À celles que ce petit arsenal a effrayé, il a été rappelé qu'il n'est pas toujours nécessaire, mais qu'il faut toujours savoir quand il l'est. Comme il a été bien démontré dans le film, pour chacune la notion de safe sex lui sera particulière : ce peut être l'utilisation de barrières du type de celles contenues dans le kit, mais ce peut être aussi l'abstention d'ingestion de boisson alcoolique, qui pourrait perturber la conscience du danger, par exemple. Il faut savoir, pourtant, que certaines pratiques impliquent plus de risques que d'autres, comme les rapports pendant les règles. Dans ce cas-là, l'utilisation d'une protection est vivement conseillée.

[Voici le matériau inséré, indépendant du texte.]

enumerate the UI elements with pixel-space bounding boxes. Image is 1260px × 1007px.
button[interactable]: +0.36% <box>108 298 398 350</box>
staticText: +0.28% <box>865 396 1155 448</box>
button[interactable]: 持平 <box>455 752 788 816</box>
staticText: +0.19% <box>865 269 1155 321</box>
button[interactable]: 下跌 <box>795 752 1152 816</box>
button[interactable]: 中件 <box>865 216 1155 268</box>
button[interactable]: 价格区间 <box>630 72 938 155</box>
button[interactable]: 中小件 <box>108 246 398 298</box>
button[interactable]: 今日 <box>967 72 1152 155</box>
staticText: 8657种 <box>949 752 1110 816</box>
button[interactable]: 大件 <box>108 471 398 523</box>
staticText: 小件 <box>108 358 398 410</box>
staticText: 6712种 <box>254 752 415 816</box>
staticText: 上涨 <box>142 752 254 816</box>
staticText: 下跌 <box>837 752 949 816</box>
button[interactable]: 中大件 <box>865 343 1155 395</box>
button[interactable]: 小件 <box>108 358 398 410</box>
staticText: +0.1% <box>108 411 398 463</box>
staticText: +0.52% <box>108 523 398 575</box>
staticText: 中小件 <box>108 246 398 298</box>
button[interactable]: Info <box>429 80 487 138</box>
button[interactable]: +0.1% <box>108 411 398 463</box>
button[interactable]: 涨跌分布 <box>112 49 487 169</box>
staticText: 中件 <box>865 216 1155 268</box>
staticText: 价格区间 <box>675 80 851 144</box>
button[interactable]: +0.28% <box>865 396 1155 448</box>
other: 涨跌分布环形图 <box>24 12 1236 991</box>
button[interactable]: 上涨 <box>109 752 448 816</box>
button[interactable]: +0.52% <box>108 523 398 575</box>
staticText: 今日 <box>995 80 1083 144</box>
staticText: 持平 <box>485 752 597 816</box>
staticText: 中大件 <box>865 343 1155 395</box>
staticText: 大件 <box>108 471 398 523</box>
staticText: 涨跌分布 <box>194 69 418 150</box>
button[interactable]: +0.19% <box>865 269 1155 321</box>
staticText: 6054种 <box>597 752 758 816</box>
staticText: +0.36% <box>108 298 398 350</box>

Mais il est fondamental d'en parler, de discuter avec sa partenaire, car il s'agit d'une décision prise à deux, la responsabilité doit être partagée. Et on touche là à une question très perturbante, justement la difficulté d'en parler, surtout lors d'une premier rencontre. Il est important d'analyser les raisons de cette difficulté, de cette peur de parler. Il ne faut pas se taire par culpabilité, par exemple, car demander une protection montre qu'on se préoccupe de l'autre. De plus, on peut chercher des manières plus ludiques, moins dramatisantes d'en parler et de le pratiquer.

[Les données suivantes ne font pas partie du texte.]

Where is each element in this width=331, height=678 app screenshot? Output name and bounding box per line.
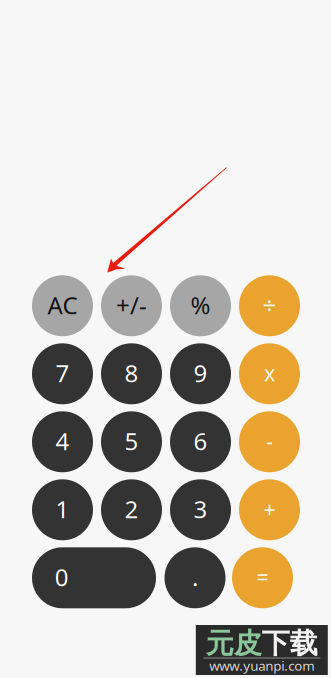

À l'observation que de toute façon, même en discutant, on n'est sûre de rien, car il faut en définitive faire confiance à la personne, Sylvia Calle clôtura le débat : "L'histoire de la confiance vaut pour tout. C'est à dire, c'est pareil : tu es avec une personne qui dit qu'elle t'aimera toute sa vie et tu ne sais pas si le lendemain elle ne va pas croiser quelqu'une d'autre. De tout façon, c'est comme ça, c'est la vie. Après, c'est des alternatives que tu prends, jusqu'à quel point tu te protèges et comment".